El atractivo de Metrogas radica en su escala: abastece a más de 2,2 millones de clientes en el AMBA, lo que la convierte en un activo clave dentro del segmento de distribución.
Condiciones y riesgos de la operación
La eventual venta implicará que el comprador lance una oferta pública por el resto del capital flotante, en línea con la regulación vigente. Sin embargo, el proceso enfrenta un factor crítico: la definición sobre la concesión de la compañía, que vence en 2027.
La renovación de esa licencia por parte de la Secretaría de Energía será determinante para la valuación final y el apetito inversor, ya que impacta directamente en la previsibilidad de flujos a largo plazo.
Estrategia de YPF: foco en Vaca Muerta
La salida de Metrogas se inscribe en la estrategia de reconfiguración de portafolio impulsada por el CEO Horacio Marín, orientada a concentrar capital en activos de mayor retorno, especialmente en Vaca Muerta.

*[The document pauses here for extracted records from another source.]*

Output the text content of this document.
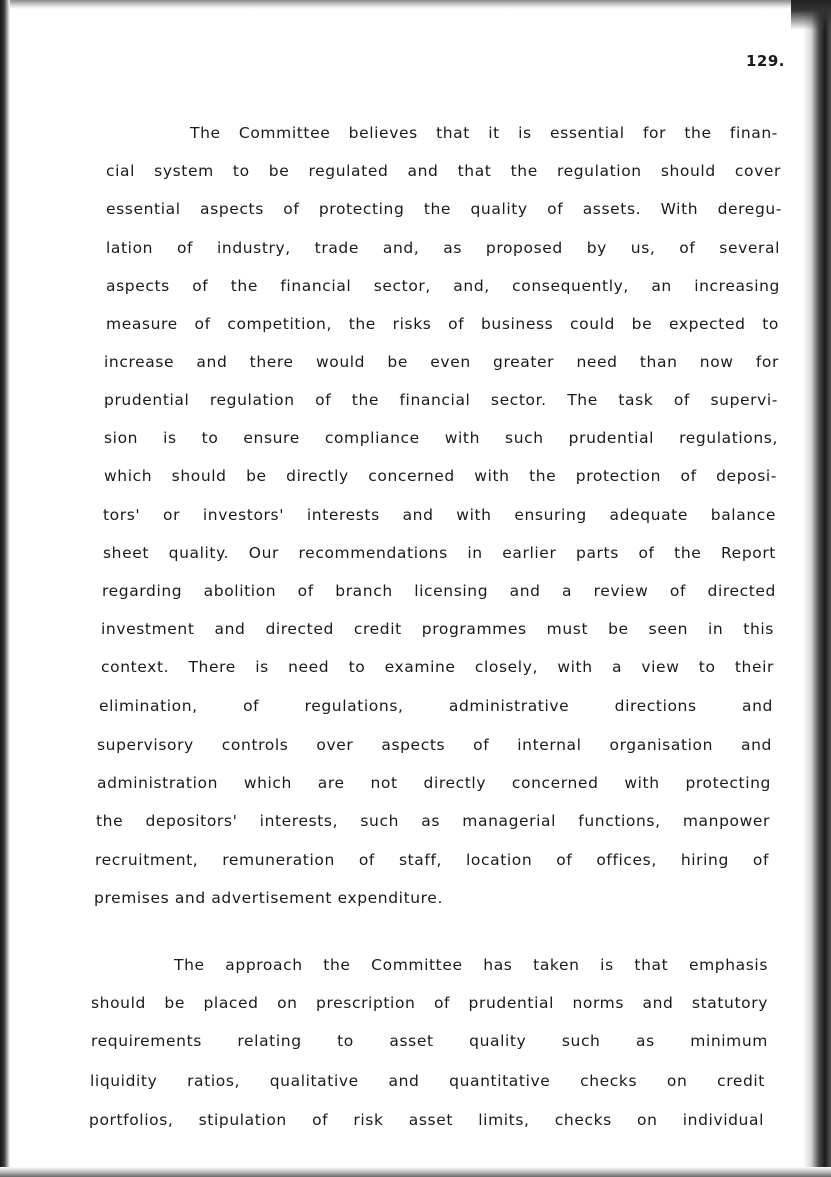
129.
The Committee believes that it is essential for the finan-
cial system to be regulated and that the regulation should cover
essential aspects of protecting the quality of assets. With deregu-
lation of industry, trade and, as proposed by us, of several
aspects of the financial sector, and, consequently, an increasing
measure of competition, the risks of business could be expected to
increase and there would be even greater need than now for
prudential regulation of the financial sector. The task of supervi-
sion is to ensure compliance with such prudential regulations,
which should be directly concerned with the protection of deposi-
tors' or investors' interests and with ensuring adequate balance
sheet quality. Our recommendations in earlier parts of the Report
regarding abolition of branch licensing and a review of directed
investment and directed credit programmes must be seen in this
context. There is need to examine closely, with a view to their
elimination, of regulations, administrative directions and
supervisory controls over aspects of internal organisation and
administration which are not directly concerned with protecting
the depositors' interests, such as managerial functions, manpower
recruitment, remuneration of staff, location of offices, hiring of
premises and advertisement expenditure.
The approach the Committee has taken is that emphasis
should be placed on prescription of prudential norms and statutory
requirements relating to asset quality such as minimum
liquidity ratios, qualitative and quantitative checks on credit
portfolios, stipulation of risk asset limits, checks on individual
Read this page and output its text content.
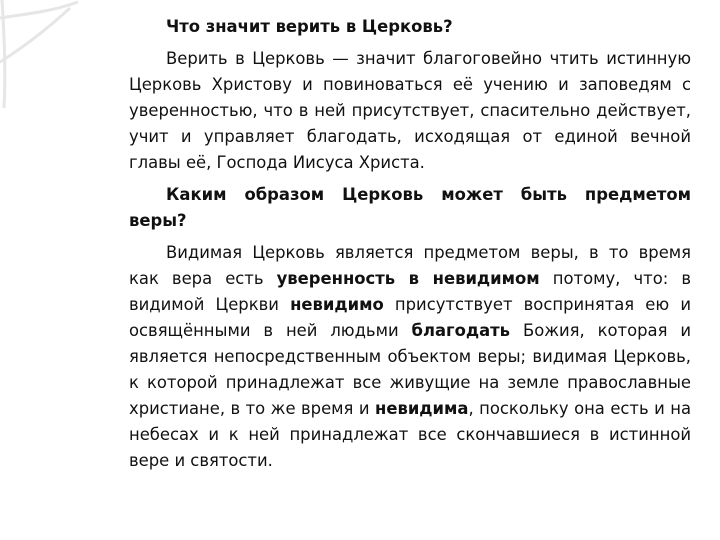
Что значит верить в Церковь?

Верить в Церковь — значит благоговейно чтить истинную Церковь Христову и повиноваться её учению и заповедям с уверенностью, что в ней присутствует, спасительно действует, учит и управляет благодать, исходящая от единой вечной главы её, Господа Иисуса Христа.

Каким образом Церковь может быть предметом веры?

Видимая Церковь является предметом веры, в то время как вера есть уверенность в невидимом потому, что: в видимой Церкви невидимо присутствует воспринятая ею и освящёнными в ней людьми благодать Божия, которая и является непосредственным объектом веры; видимая Церковь, к которой принадлежат все живущие на земле православные христиане, в то же время и невидима, поскольку она есть и на небесах и к ней принадлежат все скончавшиеся в истинной вере и святости.
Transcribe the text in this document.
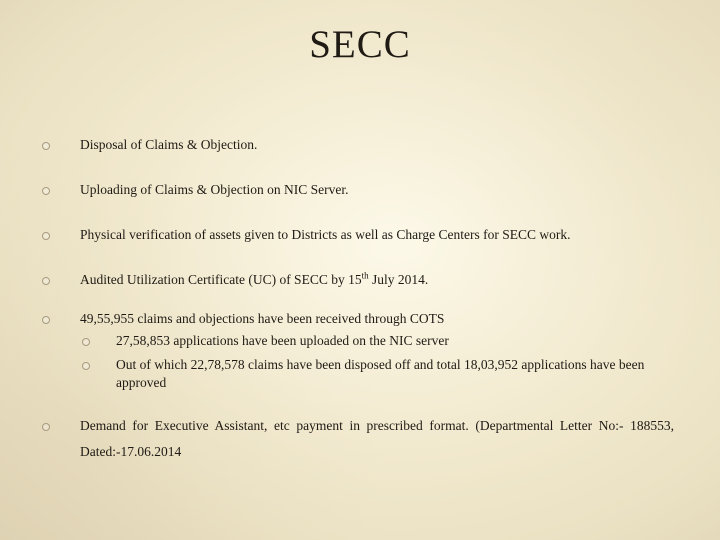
SECC
Disposal of Claims & Objection.
Uploading of Claims & Objection on NIC Server.
Physical verification of assets given to Districts as well as Charge Centers for SECC work.
Audited Utilization Certificate (UC) of SECC by 15th July 2014.
49,55,955 claims and objections have been received through COTS
27,58,853 applications have been uploaded on the NIC server
Out of which 22,78,578 claims have been disposed off and total 18,03,952 applications have been approved
Demand for Executive Assistant, etc payment in prescribed format. (Departmental Letter No:- 188553, Dated:-17.06.2014
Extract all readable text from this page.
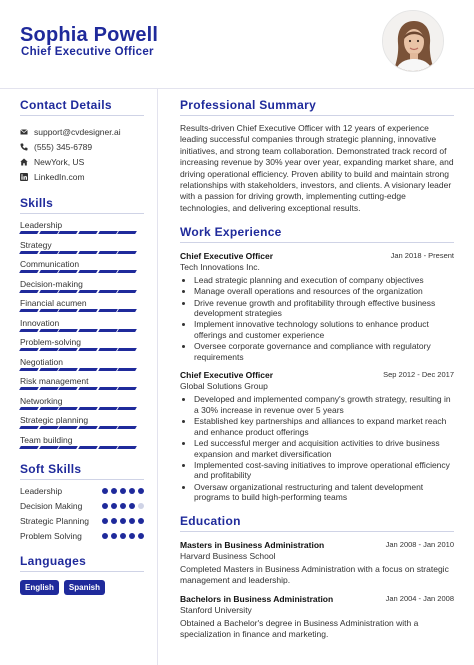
Sophia Powell
Chief Executive Officer
Contact Details
support@cvdesigner.ai
(555) 345-6789
NewYork, US
LinkedIn.com
Skills
Leadership
Strategy
Communication
Decision-making
Financial acumen
Innovation
Problem-solving
Negotiation
Risk management
Networking
Strategic planning
Team building
Soft Skills
Leadership
Decision Making
Strategic Planning
Problem Solving
Languages
English	Spanish
Professional Summary

Results-driven Chief Executive Officer with 12 years of experience leading successful companies through strategic planning, innovative initiatives, and strong team collaboration. Demonstrated track record of increasing revenue by 30% year over year, expanding market share, and driving operational efficiency. Proven ability to build and maintain strong relationships with stakeholders, investors, and clients. A visionary leader with a passion for driving growth, implementing cutting-edge technologies, and delivering exceptional results.

Work Experience
Chief Executive Officer	Jan 2018 - Present
Tech Innovations Inc.
• Lead strategic planning and execution of company objectives
• Manage overall operations and resources of the organization
• Drive revenue growth and profitability through effective business development strategies
• Implement innovative technology solutions to enhance product offerings and customer experience
• Oversee corporate governance and compliance with regulatory requirements
Chief Executive Officer	Sep 2012 - Dec 2017
Global Solutions Group
• Developed and implemented company's growth strategy, resulting in a 30% increase in revenue over 5 years
• Established key partnerships and alliances to expand market reach and enhance product offerings
• Led successful merger and acquisition activities to drive business expansion and market diversification
• Implemented cost-saving initiatives to improve operational efficiency and profitability
• Oversaw organizational restructuring and talent development programs to build high-performing teams
Education
Masters in Business Administration	Jan 2008 - Jan 2010
Harvard Business School
Completed Masters in Business Administration with a focus on strategic management and leadership.
Bachelors in Business Administration	Jan 2004 - Jan 2008
Stanford University
Obtained a Bachelor's degree in Business Administration with a specialization in finance and marketing.
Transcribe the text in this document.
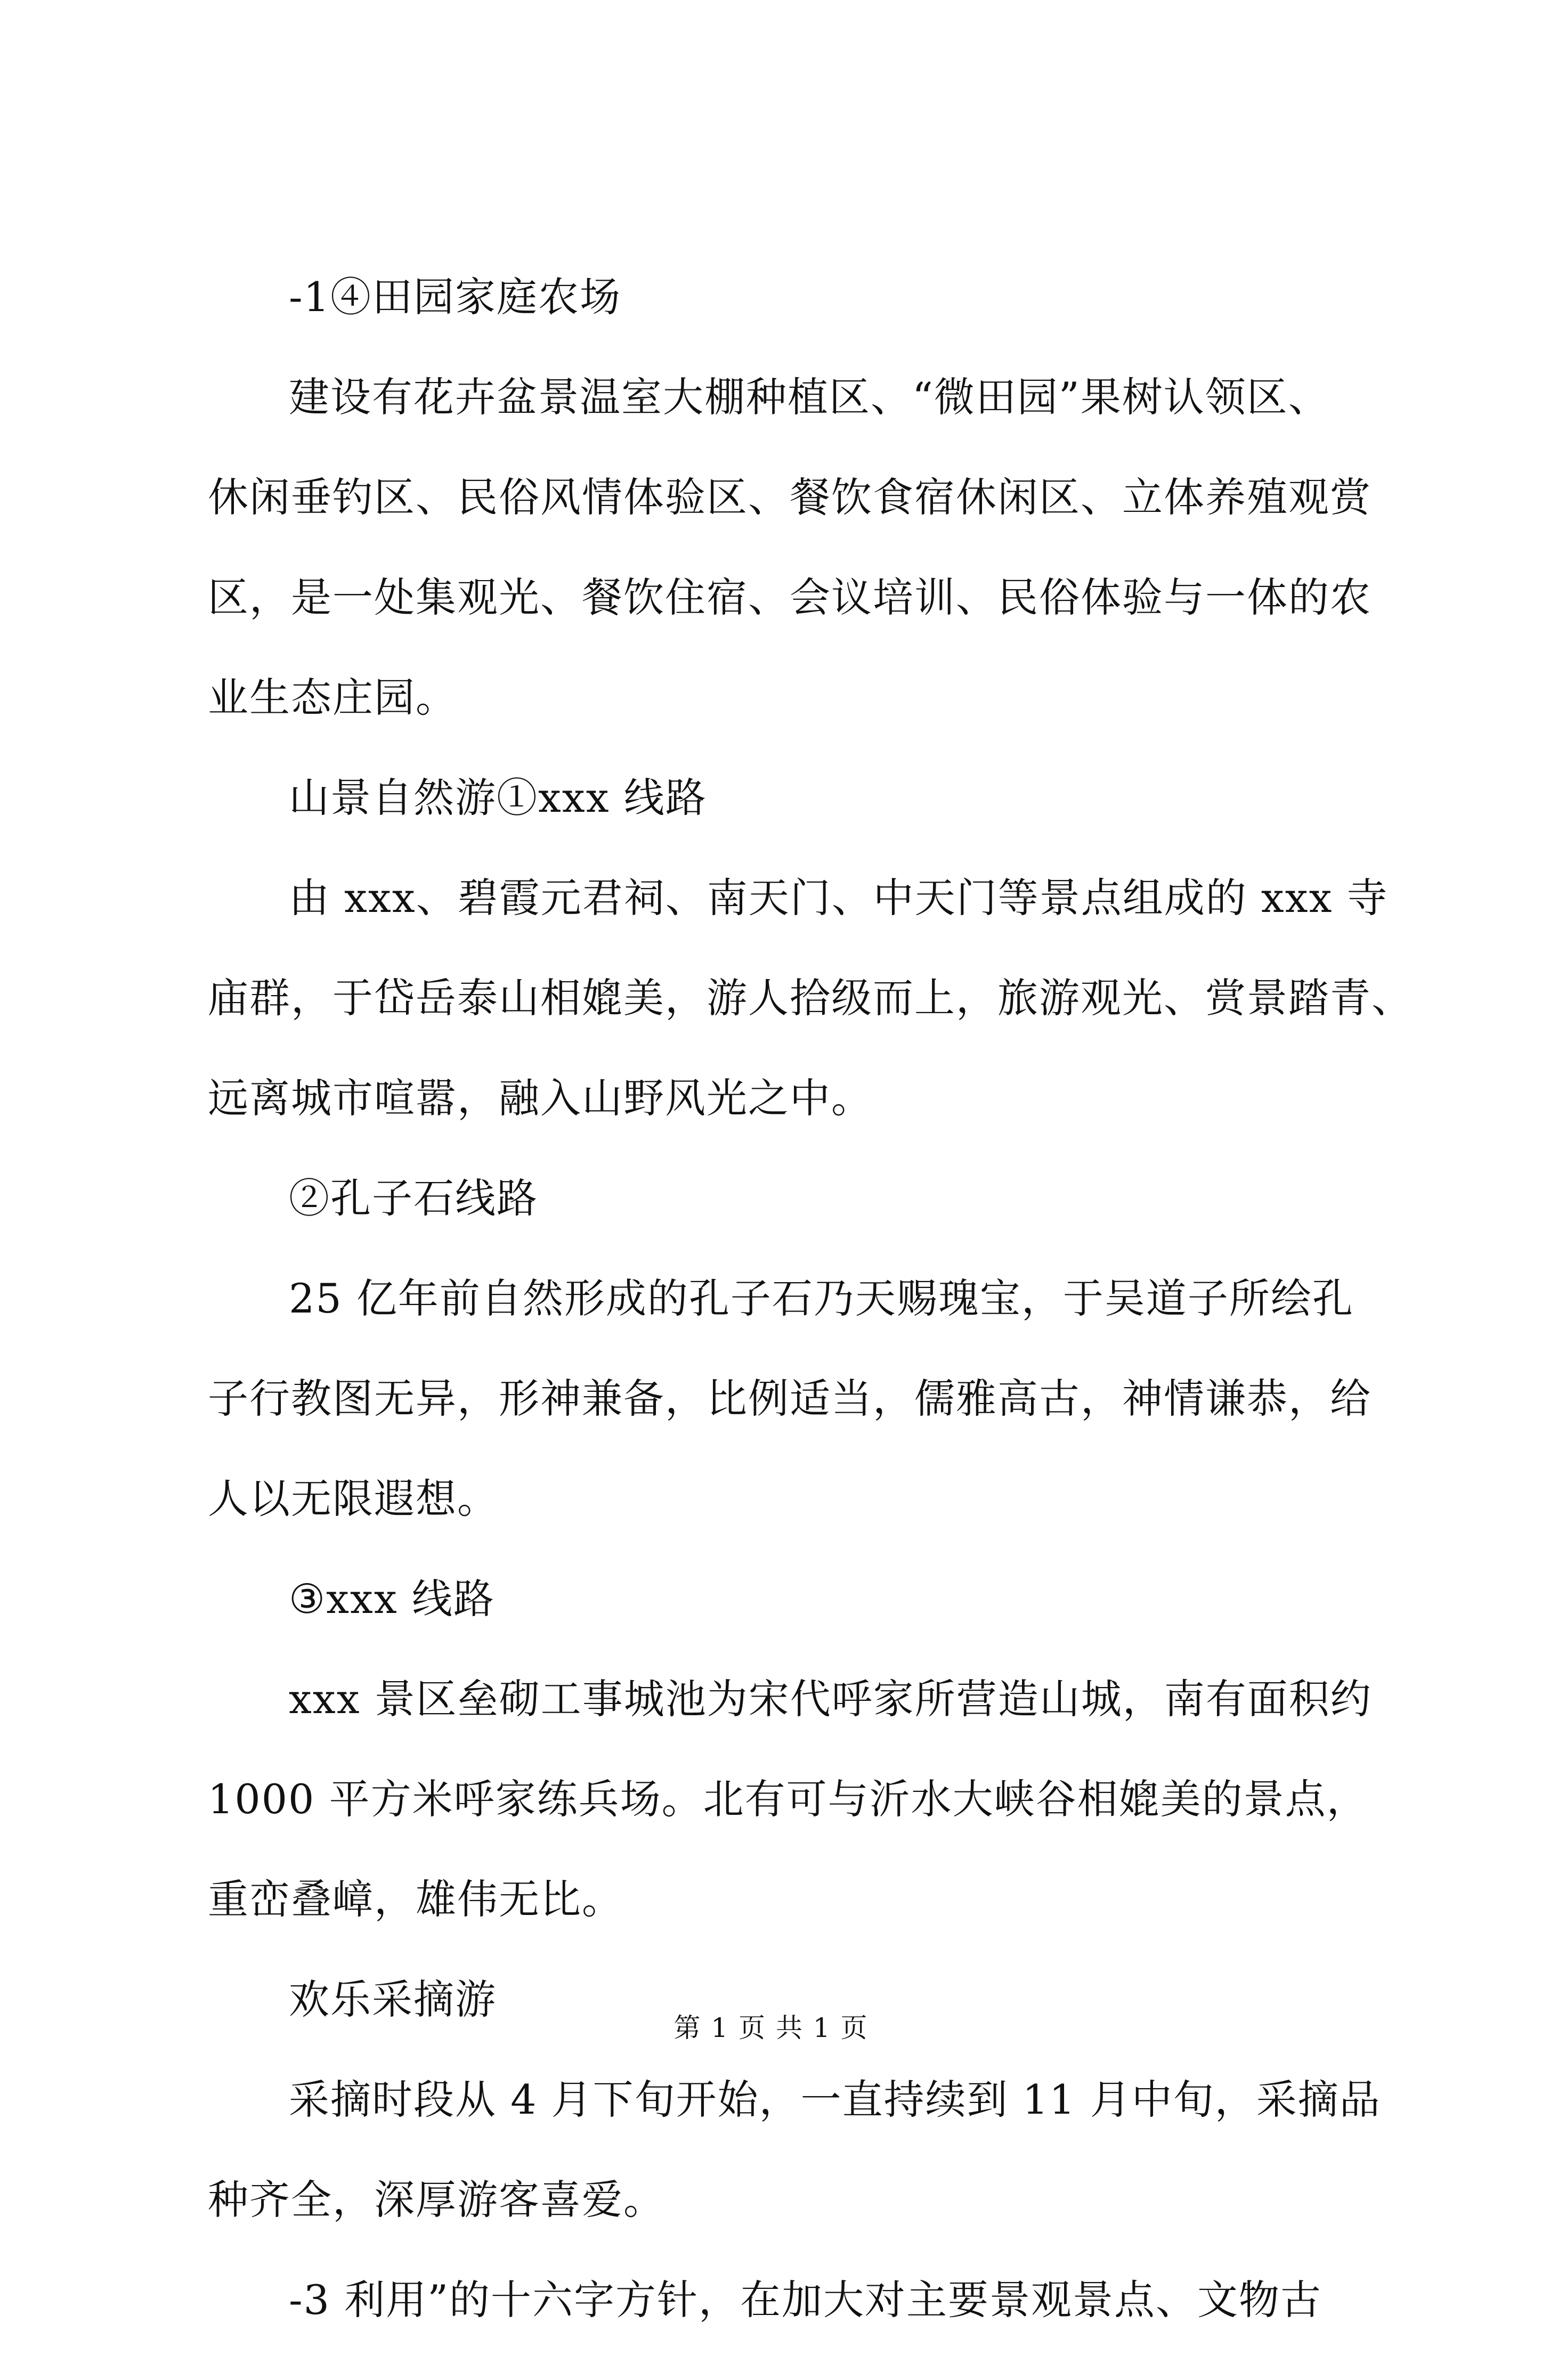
-1④田园家庭农场
建设有花卉盆景温室大棚种植区、“微田园”果树认领区、
休闲垂钓区、民俗风情体验区、餐饮食宿休闲区、立体养殖观赏
区，是一处集观光、餐饮住宿、会议培训、民俗体验与一体的农
业生态庄园。
山景自然游①xxx 线路
由 xxx、碧霞元君祠、南天门、中天门等景点组成的 xxx 寺
庙群，于岱岳泰山相媲美，游人拾级而上，旅游观光、赏景踏青、
远离城市喧嚣，融入山野风光之中。
②孔子石线路
25 亿年前自然形成的孔子石乃天赐瑰宝，于吴道子所绘孔
子行教图无异，形神兼备，比例适当，儒雅高古，神情谦恭，给
人以无限遐想。
③xxx 线路
xxx 景区垒砌工事城池为宋代呼家所营造山城，南有面积约
1000 平方米呼家练兵场。北有可与沂水大峡谷相媲美的景点，
重峦叠嶂，雄伟无比。
欢乐采摘游
采摘时段从 4 月下旬开始，一直持续到 11 月中旬，采摘品
种齐全，深厚游客喜爱。
-3 利用”的十六字方针，在加大对主要景观景点、文物古
第 1 页 共 1 页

En esa línea, YPF ya avanzó en la venta de participaciones en negocios no core, incluyendo activos en fertilizantes, campos maduros y operaciones en Brasil y Chile.
Lectura de mercado
La operación pone en evidencia un doble movimiento: por un lado, la racionalización de portafolio de la principal petrolera del país; por otro, el interés creciente por activos regulados con escala en un contexto de normalización macro.
El cierre de la transacción dependerá no sólo de las ofertas económicas, sino de variables regulatorias y de la capacidad del comprador de gestionar un negocio intensivo en infraestructura, tarifas y marco normativo.